邂逅
その日は仕事が昼過ぎに終わり、事務所に着いてもまだ二時にもなっていなかった。そんな時同僚達はどうするのか?
特に何もない。ただ帰るだけである。パチンコに行く者もいれば、連れ立って飲みに行く者もいる。
だが次郎には趣味がない。暇ができると一年前、羽美に渡された小四の計算ドリルをひたすら解くぐらいのものだ。

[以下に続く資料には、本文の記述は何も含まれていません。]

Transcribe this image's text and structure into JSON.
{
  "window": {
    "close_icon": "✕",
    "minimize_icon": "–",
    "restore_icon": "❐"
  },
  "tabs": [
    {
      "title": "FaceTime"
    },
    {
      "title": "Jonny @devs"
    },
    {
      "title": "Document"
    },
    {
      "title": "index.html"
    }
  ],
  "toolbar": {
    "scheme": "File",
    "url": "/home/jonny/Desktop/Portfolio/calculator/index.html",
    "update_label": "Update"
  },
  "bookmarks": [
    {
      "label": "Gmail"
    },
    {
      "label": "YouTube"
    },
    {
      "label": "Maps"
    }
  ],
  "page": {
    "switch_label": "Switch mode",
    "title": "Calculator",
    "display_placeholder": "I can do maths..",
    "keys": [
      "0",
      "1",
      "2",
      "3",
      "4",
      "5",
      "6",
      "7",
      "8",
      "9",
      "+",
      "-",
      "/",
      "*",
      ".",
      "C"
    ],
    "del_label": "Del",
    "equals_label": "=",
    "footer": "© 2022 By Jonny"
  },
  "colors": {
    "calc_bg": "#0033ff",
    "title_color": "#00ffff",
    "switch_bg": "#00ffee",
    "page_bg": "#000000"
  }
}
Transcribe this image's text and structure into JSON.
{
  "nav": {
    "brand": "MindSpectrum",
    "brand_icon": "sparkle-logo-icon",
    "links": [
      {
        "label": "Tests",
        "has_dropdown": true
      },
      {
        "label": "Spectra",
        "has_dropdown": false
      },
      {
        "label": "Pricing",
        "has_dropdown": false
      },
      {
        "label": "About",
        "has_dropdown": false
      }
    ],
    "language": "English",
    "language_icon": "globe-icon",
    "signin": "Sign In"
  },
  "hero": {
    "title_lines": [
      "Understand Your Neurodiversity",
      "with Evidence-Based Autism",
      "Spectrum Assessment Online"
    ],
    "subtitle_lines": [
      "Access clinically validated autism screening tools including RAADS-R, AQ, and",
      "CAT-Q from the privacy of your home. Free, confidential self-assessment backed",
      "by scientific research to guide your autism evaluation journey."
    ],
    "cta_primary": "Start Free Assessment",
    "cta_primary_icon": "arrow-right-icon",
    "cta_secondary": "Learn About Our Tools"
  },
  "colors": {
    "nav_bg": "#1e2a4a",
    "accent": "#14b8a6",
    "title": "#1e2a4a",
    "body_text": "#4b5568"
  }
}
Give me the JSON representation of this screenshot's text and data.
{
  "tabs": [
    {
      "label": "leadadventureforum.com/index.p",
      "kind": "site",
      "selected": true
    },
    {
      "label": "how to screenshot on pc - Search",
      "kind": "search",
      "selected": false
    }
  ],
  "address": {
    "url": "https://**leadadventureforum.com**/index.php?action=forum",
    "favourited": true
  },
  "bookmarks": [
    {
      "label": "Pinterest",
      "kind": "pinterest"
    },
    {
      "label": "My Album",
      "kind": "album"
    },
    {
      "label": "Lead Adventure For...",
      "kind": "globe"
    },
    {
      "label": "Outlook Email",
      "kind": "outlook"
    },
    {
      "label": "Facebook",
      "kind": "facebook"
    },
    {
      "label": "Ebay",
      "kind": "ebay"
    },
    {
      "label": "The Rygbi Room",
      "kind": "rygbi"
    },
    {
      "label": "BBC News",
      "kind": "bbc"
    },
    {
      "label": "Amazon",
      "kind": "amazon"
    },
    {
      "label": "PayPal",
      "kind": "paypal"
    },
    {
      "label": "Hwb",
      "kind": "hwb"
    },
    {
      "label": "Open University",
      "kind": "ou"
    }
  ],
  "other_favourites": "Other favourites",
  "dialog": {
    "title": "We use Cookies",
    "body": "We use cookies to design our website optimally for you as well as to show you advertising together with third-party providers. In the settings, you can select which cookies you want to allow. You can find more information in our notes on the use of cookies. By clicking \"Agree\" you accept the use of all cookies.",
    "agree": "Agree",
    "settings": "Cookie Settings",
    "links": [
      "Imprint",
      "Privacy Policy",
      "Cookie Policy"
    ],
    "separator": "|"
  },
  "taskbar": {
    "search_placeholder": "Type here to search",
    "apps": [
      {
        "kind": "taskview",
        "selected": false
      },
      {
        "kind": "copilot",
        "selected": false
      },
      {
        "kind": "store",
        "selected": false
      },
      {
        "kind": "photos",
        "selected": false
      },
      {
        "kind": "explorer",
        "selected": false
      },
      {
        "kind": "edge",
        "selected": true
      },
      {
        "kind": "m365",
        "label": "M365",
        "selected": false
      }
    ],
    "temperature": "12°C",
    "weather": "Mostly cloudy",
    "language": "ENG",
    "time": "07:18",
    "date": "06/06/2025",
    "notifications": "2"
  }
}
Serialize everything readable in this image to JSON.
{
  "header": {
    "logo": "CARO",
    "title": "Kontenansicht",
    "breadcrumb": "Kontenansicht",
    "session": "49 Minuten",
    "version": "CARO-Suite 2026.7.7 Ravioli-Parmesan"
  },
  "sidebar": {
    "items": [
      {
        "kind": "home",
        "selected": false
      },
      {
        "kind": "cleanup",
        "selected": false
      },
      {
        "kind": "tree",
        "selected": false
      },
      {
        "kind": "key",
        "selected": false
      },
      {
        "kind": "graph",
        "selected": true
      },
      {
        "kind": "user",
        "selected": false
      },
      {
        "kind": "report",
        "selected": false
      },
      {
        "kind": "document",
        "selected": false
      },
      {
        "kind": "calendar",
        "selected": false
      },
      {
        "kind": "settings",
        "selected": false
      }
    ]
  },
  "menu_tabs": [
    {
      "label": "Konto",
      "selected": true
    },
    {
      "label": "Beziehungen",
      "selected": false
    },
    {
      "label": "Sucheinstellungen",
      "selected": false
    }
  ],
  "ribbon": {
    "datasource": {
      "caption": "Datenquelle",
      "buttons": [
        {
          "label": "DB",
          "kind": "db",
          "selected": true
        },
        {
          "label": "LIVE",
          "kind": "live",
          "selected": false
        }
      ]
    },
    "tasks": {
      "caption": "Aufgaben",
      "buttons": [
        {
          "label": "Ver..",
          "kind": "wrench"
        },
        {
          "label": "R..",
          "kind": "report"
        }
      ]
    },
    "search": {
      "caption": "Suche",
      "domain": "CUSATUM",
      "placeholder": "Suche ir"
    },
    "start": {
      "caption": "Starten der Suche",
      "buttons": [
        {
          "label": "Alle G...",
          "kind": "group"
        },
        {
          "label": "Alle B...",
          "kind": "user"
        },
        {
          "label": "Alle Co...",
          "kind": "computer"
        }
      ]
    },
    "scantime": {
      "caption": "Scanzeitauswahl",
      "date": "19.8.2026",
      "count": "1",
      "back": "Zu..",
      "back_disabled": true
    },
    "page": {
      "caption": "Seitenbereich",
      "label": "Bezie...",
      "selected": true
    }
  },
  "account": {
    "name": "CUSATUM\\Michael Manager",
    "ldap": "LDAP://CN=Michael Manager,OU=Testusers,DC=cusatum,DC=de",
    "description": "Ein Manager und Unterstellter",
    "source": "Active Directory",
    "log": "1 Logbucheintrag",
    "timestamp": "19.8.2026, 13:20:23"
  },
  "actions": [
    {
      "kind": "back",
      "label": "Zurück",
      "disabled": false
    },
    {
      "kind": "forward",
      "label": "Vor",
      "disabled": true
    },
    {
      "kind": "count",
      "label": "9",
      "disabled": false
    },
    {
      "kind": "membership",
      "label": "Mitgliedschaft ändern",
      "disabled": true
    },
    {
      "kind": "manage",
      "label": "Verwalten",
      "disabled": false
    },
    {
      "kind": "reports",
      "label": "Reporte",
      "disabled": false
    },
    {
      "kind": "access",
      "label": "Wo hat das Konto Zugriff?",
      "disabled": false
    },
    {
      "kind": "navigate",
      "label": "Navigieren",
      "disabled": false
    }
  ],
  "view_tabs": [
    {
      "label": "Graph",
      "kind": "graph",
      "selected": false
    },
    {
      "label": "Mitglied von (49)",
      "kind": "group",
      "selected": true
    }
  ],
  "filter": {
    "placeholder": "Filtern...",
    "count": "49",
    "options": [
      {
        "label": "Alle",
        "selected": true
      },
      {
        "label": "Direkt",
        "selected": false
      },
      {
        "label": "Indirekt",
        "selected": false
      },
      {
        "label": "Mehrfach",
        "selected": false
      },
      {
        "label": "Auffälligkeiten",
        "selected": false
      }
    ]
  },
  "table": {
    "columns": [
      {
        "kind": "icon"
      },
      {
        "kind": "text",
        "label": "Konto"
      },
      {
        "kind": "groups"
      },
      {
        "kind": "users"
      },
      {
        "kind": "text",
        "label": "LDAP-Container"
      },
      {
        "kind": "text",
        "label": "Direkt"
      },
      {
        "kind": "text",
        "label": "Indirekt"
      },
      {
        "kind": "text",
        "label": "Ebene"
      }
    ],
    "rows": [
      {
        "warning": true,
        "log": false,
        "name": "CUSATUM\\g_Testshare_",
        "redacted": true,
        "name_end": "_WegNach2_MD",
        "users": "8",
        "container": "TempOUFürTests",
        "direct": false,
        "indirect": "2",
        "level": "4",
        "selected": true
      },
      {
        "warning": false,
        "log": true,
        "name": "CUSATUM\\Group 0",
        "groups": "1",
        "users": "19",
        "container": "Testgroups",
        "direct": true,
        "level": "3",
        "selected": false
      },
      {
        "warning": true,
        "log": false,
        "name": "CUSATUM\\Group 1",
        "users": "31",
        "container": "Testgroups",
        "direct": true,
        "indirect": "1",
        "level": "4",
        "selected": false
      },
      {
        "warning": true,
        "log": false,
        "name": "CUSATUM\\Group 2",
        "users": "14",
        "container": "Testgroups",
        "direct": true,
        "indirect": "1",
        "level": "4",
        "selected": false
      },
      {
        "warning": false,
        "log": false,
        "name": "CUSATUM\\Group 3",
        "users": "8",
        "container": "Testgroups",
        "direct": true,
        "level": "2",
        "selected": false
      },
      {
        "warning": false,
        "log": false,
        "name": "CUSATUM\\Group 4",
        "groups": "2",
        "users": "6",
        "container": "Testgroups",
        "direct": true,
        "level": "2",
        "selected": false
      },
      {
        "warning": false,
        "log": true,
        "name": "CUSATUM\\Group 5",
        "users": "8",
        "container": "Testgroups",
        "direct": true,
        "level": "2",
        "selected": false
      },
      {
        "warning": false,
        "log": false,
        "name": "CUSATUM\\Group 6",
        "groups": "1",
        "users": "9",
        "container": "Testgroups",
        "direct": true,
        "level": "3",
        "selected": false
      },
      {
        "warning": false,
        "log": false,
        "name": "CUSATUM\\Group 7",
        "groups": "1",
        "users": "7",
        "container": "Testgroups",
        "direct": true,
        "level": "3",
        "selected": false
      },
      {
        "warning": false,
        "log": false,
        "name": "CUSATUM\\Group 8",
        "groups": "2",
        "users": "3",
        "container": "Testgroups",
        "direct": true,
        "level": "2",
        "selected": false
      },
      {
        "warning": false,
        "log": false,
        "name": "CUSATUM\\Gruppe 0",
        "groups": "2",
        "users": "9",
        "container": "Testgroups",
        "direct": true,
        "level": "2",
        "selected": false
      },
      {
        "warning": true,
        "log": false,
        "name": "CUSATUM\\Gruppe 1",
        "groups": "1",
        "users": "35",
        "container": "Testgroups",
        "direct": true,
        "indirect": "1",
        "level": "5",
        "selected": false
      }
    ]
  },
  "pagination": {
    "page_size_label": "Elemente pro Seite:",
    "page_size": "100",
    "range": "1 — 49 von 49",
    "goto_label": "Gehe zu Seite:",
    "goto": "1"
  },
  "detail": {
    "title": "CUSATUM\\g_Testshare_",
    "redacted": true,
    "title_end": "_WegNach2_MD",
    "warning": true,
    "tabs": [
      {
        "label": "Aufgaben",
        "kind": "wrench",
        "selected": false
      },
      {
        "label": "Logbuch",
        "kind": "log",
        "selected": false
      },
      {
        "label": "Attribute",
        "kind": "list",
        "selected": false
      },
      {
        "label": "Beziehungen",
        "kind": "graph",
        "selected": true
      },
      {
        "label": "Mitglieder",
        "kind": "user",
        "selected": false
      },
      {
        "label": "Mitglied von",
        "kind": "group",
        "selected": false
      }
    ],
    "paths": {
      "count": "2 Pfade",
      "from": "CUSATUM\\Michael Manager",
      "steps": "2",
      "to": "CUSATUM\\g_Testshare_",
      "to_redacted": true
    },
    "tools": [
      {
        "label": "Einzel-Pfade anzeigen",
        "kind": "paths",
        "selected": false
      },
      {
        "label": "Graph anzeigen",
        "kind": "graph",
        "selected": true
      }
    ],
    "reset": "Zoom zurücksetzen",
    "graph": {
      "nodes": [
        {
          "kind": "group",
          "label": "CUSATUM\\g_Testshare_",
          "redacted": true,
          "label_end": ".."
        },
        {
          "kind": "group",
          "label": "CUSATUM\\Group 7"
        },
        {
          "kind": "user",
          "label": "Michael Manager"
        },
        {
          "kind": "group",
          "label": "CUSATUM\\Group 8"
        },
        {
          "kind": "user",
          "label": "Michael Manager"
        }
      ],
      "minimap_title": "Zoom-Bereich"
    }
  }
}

そして今日も。事務所を出て自転車に乗る。スーパーで買い物をして、帰ったらドリルをやろう、なんて考えていた時だった。
「じ、次郎……?」
スーパーまで後五分という辺りで路上に立っていたのは藤崎家の三女、彩花だった。
「本当に次郎なんだね……色も黒くなって、腕も少し太くなってるね……」
声を出せない次郎。挨拶をするべきなのか、何と言うべきなのか、全く判断がつかないのだ。あぁ、うあ……と声にならない声が漏れ聴こえてくる。
「次郎……怒ってる……?」
次郎は怒っていない。彩花のことなど記憶からほとんど消えていたぐらいだ。
「やっぱり怒ってるよね……お願い次郎……聞いて欲しいの……」
次郎には分かるはずもないことだが、年齢から考えると彩花はもう高校を卒業しているはずだ。そして藤崎家の彩花ならばどこぞの名門女子大学に入学しているはずだ。それなのに目の前の彩花はまるで着の身着のまま逃げてきた逃亡者のようだった。